Krisztian Bocsi/Bloomberg via Getty Images

"We all have risk factors in our lives, and [excess emissions] is another small risk factor," study author Steven Barrett of MIT told Environmental Research Web. "If you take into account the additional risk due to the excess Volkswagen emissions, then roughly 60 people have died or will die early, and on average, a decade or more early."

In the best case scenario, Barrett told HuffPost, Volkswagen would recall and fix every single affected vehicle by December 2016 -- which may be easier said than done.

"A key issue is to find a way to get customers to turn in their cars, as a risk is that some people won't want to do that," Barrett said. That means "a recall may be issued but may not be effective."

A full and successful recall could avoid more than 100 additional early deaths, Barrett said.

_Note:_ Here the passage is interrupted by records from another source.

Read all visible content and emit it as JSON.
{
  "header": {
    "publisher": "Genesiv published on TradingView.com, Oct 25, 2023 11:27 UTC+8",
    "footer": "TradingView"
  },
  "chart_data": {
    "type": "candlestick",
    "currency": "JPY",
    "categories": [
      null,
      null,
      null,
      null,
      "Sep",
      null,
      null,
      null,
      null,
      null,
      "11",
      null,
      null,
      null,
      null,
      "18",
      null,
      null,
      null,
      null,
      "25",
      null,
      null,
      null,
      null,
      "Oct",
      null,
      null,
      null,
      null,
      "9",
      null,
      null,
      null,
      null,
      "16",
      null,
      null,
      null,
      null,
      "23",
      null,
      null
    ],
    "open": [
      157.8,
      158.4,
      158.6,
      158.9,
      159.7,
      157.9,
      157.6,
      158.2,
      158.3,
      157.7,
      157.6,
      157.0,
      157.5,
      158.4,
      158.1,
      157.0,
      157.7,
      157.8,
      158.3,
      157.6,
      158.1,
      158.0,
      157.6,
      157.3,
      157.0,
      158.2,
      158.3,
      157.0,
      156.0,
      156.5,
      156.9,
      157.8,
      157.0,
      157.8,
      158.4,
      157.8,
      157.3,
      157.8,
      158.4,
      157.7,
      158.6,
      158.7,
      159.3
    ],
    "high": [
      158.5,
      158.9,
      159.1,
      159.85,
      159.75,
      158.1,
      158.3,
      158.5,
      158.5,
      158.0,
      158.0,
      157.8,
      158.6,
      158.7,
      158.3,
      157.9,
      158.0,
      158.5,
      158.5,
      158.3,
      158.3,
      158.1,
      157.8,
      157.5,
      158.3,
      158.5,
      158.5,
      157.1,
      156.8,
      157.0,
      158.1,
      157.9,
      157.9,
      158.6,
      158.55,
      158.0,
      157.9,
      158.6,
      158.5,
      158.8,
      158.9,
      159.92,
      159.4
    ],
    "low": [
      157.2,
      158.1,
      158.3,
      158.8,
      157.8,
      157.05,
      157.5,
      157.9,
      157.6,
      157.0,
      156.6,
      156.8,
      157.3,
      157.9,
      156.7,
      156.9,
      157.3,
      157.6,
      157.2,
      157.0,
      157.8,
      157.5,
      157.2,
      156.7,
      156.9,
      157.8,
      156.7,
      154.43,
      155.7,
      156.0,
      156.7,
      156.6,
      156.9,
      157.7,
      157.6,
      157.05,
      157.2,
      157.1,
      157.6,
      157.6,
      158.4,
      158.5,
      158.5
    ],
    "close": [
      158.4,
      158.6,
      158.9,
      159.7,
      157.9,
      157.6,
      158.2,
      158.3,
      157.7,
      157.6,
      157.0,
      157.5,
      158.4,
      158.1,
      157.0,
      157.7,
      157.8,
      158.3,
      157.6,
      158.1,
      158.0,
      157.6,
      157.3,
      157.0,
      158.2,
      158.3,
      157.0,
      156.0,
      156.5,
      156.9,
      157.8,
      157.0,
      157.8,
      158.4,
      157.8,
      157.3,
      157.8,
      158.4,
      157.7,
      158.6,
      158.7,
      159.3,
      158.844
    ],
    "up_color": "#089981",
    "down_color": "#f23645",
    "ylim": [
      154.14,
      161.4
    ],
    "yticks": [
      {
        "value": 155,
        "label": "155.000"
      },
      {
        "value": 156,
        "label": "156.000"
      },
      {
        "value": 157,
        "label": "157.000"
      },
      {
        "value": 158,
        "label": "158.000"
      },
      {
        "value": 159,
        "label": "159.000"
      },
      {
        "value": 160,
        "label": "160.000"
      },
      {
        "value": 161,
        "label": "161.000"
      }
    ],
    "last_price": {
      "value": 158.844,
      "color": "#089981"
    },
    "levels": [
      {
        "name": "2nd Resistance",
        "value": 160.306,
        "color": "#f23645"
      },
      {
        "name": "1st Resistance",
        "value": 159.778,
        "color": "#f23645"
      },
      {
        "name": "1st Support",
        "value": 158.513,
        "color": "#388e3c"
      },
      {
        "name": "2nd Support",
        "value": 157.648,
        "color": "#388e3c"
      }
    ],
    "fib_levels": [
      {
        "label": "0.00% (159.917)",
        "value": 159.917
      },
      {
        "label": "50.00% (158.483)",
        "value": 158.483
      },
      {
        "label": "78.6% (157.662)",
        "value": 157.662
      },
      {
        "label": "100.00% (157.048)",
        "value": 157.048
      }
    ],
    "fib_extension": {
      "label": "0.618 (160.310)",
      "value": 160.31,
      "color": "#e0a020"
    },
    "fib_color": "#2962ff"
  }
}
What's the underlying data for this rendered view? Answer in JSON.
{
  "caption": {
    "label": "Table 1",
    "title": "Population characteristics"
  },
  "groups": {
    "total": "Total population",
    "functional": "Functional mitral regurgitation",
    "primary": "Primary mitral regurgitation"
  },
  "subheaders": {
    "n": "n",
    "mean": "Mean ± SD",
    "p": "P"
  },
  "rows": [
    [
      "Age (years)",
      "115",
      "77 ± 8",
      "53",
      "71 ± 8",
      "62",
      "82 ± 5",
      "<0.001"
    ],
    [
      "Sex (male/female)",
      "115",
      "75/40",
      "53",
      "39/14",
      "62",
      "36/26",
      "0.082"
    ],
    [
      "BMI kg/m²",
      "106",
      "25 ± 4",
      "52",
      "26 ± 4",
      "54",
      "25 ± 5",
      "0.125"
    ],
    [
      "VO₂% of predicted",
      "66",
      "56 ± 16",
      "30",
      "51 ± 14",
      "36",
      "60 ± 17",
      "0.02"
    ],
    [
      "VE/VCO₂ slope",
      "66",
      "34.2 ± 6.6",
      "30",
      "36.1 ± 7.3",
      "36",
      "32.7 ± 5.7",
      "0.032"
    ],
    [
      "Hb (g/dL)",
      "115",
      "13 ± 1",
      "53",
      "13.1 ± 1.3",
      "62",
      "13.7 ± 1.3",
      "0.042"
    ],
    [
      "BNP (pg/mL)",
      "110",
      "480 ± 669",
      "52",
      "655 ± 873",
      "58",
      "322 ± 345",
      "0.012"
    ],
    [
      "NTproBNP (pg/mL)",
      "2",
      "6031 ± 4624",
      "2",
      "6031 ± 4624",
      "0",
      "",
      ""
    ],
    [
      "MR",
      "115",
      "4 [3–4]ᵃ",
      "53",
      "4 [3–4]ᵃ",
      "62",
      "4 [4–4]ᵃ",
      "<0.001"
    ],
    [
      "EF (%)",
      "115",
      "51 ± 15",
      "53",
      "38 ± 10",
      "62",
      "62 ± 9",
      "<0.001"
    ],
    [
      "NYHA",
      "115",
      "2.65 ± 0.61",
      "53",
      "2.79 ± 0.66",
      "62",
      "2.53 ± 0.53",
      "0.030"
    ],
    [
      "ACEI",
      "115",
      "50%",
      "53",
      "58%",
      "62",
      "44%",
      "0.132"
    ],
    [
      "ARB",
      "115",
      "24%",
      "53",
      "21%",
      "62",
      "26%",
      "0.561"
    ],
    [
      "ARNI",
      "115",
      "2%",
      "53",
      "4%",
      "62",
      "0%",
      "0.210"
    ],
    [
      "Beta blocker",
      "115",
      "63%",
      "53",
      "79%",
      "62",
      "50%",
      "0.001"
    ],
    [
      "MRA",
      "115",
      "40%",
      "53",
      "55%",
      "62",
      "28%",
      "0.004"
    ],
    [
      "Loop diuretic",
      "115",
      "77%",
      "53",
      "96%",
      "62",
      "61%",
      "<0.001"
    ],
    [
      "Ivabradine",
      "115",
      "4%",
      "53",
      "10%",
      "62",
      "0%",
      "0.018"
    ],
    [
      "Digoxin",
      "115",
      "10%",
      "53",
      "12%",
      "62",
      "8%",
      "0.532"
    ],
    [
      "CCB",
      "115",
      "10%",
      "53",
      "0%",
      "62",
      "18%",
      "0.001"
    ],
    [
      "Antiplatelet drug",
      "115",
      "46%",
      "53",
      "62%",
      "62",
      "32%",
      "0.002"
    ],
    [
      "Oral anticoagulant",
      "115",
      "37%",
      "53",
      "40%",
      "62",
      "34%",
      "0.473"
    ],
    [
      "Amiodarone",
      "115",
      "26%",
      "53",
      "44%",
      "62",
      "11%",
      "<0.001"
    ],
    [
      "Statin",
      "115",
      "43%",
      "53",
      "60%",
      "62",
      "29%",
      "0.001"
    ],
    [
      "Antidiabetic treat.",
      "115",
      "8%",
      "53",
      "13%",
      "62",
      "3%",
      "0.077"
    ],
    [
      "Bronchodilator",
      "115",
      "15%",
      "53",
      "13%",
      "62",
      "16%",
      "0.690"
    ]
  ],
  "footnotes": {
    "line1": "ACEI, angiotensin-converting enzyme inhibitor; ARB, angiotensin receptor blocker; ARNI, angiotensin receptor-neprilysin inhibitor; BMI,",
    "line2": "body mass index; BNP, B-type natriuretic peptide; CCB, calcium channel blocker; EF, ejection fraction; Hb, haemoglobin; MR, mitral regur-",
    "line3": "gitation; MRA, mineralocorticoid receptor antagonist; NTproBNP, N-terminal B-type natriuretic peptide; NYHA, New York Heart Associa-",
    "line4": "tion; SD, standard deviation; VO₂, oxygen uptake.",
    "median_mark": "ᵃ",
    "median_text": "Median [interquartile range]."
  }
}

Distribution of estimated excess NOx emissions from Volkswagen diesel cars produced between 2008 and 2015.
Distribution of estimated excess NOx emissions from Volkswagen diesel cars produced between 2008 and 2015.
Steven Barrett/Environmental Research Letters

The software in question allowed VW's diesel cars to cheat emissions tests and release up to 40 times the amount of NOx, a poisonous gas, legally permitted by the Environmental Protection Agency. Inhaled, NOx can cause and aggravate cardiopulmonary diseases like emphysema and bronchitis, and can exacerbate various other heart problems, according to the EPA.

"Even the small increase in NOx from VW diesel emissions is likely to have worsened pollution along the roadways where they have traveled and affected the lives of hundreds of thousands of people," Dan Greenbaum, president of the Health Effects Institute in Boston, told the Associated Press earlier this month.

"To say millions of people are breathing poor air as the result of that is not off the mark," he added.